Between March and August 1868, the Duchess traveled in the north of Italy and stopped in Rome. In cure at Cauterets, in the Pyrenees, she crossed the border and traveled to Spain, where she was caught in an insurrection. Despite the dangers of this situation, she remained to Madrid where she worked with her friends, the painters Henri Regnault and Georges Clairin. She met the revolutionary General Milans del Bosch, and she modeled his bust. Letters of recommendation from Prosper Mérimée, opened the doors for her of the Prado Museum. She admired, among others, the works of Diego Velasquez.

From Freiburg, where she lived since January 1876, Marcello began a new journey in Italy: Florence, Orvieto, Rome, Bologna, Ferrara, Ravenna, Padua, Venice, Verona, Milan. The director of the Uffizi Gallery commissioned his portrait. Her bust of Baroness of Keffenbrinck, presented at the Salon of that year earned her a mere honorable mention. In 1877, exhausted by her cough and joint pain, Adele spent December in Italy, on the advice of her doctors.

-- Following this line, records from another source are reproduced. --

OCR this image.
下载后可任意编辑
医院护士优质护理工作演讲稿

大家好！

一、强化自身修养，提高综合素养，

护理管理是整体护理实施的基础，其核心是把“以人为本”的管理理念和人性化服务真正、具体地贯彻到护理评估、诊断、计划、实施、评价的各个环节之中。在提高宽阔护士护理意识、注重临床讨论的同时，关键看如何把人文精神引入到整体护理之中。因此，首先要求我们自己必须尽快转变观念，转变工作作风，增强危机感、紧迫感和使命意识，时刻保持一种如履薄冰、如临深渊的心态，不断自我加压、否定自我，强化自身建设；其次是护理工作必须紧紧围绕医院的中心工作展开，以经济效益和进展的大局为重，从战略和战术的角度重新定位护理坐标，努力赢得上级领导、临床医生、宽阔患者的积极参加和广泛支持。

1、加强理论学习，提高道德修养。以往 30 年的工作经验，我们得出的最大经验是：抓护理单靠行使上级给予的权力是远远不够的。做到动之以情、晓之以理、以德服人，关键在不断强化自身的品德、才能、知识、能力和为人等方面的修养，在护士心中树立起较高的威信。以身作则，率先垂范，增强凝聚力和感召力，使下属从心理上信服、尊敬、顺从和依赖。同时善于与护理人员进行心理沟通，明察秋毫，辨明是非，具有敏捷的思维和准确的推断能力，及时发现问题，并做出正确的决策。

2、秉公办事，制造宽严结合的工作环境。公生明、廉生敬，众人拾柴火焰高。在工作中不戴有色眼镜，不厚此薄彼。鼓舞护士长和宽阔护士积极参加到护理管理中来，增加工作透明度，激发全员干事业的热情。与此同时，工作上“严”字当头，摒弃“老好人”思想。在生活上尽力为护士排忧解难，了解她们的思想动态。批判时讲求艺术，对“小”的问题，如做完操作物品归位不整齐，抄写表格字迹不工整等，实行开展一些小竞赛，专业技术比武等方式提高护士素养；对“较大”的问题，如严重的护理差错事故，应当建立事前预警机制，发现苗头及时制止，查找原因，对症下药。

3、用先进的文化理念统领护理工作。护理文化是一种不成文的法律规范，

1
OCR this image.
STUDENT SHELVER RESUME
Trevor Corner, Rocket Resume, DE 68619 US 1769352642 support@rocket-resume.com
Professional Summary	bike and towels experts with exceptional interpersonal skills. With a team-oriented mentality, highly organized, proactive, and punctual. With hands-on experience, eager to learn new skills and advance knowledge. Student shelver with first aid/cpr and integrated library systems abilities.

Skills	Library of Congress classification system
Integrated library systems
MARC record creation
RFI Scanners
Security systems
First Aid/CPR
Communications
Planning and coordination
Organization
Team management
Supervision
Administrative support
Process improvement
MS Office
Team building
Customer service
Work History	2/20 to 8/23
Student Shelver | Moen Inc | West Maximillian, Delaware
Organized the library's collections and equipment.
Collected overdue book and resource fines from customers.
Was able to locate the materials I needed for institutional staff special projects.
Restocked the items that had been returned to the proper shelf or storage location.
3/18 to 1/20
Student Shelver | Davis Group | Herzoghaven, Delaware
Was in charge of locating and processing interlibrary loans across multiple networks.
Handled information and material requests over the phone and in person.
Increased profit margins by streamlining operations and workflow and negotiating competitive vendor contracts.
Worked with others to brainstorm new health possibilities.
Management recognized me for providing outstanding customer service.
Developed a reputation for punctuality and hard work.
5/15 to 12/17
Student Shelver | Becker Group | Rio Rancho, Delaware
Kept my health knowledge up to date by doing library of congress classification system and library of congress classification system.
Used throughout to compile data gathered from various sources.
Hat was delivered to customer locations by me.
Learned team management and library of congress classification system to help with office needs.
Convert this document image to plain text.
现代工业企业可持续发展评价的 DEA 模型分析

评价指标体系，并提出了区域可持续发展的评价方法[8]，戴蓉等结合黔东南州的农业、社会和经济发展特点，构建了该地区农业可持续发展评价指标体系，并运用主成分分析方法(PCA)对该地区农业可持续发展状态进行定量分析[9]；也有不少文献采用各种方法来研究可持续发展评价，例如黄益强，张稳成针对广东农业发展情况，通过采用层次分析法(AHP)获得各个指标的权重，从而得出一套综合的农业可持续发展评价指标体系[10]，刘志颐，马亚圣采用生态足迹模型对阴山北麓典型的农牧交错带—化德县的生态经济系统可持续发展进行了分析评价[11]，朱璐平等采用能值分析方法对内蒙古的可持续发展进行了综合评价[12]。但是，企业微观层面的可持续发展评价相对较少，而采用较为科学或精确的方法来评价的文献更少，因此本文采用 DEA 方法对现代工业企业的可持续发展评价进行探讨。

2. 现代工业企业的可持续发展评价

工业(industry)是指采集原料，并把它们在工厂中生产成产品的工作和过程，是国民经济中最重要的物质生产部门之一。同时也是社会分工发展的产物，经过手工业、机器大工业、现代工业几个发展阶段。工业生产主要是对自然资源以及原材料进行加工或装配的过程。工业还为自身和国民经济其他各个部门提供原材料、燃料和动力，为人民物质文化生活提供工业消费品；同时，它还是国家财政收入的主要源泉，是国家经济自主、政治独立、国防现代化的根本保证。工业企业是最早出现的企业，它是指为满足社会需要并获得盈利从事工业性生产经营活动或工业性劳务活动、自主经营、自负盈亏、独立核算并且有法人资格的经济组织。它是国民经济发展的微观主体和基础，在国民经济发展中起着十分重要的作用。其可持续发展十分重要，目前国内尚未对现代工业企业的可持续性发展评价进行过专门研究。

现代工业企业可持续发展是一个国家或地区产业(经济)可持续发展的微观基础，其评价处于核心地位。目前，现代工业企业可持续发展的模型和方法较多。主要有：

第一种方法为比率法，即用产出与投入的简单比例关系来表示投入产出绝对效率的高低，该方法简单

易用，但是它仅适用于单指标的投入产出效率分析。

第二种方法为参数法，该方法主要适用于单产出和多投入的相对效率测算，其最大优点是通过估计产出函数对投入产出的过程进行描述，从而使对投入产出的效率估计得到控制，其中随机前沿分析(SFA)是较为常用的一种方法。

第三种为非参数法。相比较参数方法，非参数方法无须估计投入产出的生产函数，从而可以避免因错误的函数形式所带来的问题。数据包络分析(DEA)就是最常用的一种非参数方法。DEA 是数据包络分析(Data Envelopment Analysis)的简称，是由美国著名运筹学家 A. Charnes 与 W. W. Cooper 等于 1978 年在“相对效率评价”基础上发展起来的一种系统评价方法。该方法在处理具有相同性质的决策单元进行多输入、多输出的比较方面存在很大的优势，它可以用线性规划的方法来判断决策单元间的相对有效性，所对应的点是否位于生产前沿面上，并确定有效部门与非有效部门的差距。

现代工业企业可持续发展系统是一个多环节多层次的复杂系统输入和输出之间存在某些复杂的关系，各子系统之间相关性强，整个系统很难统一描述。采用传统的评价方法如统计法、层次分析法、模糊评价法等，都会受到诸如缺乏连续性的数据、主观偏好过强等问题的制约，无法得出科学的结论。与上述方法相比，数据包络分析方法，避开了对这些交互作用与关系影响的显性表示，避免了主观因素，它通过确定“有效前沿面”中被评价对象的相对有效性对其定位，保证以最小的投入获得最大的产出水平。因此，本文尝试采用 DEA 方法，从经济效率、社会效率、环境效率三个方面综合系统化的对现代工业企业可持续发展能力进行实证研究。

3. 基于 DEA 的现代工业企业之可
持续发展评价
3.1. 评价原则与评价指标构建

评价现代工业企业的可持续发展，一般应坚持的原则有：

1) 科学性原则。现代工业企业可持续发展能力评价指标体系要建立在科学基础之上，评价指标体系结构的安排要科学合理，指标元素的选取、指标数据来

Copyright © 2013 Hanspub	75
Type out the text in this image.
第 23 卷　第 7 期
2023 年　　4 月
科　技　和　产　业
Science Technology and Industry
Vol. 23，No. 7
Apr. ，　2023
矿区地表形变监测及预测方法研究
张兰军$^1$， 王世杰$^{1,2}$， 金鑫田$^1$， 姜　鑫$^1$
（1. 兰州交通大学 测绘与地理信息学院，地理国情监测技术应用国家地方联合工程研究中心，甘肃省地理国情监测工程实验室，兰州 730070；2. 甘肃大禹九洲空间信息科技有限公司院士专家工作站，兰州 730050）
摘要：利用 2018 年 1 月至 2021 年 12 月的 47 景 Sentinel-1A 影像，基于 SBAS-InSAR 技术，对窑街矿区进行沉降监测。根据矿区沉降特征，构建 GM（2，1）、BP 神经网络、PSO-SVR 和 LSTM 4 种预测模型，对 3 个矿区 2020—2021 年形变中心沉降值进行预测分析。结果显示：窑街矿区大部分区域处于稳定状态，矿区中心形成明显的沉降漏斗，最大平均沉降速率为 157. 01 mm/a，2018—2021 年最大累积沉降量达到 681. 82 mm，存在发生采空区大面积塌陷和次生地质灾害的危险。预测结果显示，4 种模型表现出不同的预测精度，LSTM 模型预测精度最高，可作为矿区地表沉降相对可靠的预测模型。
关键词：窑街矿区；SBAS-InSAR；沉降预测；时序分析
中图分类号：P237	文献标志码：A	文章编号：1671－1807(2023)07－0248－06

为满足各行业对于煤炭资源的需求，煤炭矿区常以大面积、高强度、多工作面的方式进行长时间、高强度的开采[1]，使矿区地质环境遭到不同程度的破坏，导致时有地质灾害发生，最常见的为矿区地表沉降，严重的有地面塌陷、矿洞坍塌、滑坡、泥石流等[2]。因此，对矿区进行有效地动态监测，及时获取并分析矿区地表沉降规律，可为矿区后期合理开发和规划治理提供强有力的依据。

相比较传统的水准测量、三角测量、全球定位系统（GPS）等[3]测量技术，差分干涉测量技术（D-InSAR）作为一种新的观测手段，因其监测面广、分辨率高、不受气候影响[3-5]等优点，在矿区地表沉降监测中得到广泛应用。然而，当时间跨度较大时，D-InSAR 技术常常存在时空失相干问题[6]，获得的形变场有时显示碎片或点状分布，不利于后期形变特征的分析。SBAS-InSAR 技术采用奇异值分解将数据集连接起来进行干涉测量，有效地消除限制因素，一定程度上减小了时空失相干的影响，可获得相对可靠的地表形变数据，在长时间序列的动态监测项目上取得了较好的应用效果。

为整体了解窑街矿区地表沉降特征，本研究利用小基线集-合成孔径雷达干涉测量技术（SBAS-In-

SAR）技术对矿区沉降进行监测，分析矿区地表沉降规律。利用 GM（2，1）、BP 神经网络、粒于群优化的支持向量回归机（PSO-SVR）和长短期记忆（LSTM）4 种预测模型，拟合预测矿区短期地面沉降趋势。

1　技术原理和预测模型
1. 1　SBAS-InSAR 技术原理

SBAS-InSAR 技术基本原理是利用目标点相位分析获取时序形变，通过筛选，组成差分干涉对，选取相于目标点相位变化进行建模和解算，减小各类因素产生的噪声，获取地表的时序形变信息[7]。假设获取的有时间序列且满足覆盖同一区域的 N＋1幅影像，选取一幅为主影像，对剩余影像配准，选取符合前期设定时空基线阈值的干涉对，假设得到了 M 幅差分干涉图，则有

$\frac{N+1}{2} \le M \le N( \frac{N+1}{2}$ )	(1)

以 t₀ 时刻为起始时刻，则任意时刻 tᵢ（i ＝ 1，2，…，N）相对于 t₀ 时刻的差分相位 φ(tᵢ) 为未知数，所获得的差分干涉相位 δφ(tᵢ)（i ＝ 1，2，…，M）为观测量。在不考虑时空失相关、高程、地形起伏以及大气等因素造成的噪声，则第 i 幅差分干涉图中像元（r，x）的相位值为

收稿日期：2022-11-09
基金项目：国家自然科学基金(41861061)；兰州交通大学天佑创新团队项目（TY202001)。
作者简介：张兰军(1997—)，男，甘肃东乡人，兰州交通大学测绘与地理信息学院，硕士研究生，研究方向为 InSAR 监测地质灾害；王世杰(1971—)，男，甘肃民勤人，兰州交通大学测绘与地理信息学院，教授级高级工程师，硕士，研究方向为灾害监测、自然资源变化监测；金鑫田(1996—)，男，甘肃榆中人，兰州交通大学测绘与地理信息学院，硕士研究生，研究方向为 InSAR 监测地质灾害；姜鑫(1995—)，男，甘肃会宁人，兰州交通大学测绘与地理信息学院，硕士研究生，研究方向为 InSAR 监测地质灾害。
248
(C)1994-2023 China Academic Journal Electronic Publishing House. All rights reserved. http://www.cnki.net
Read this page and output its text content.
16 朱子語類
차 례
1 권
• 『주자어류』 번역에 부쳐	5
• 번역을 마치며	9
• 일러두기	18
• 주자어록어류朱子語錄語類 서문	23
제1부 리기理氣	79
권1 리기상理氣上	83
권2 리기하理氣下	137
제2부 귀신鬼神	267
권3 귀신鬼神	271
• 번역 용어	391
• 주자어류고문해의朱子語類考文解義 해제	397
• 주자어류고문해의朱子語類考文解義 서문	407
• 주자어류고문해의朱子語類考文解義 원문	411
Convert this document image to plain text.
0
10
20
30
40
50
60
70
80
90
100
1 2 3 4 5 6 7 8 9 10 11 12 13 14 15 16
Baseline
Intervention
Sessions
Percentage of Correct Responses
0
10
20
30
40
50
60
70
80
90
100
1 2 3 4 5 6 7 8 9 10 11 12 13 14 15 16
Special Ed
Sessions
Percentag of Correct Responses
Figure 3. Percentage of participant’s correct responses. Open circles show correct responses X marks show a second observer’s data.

In 1878, Marcello moved constantly between Naples, Switzerland and Paris, in search of a climate that would calm her hemoptysis. On January 2, a second version of her will listed the sculptures she bequeathed to the State of Fribourg, provided that a museum be dedicated to his work. Based in Castellammare di Stabia in 1879, Marcello put her papers in order, working on writing her memoirs, left unfinished. She died of tuberculosis on 14 July 1879.[1]

Works

References

  1. Tatiana Silvestri, « Biographie » dans Mina 2014, p. 115-119.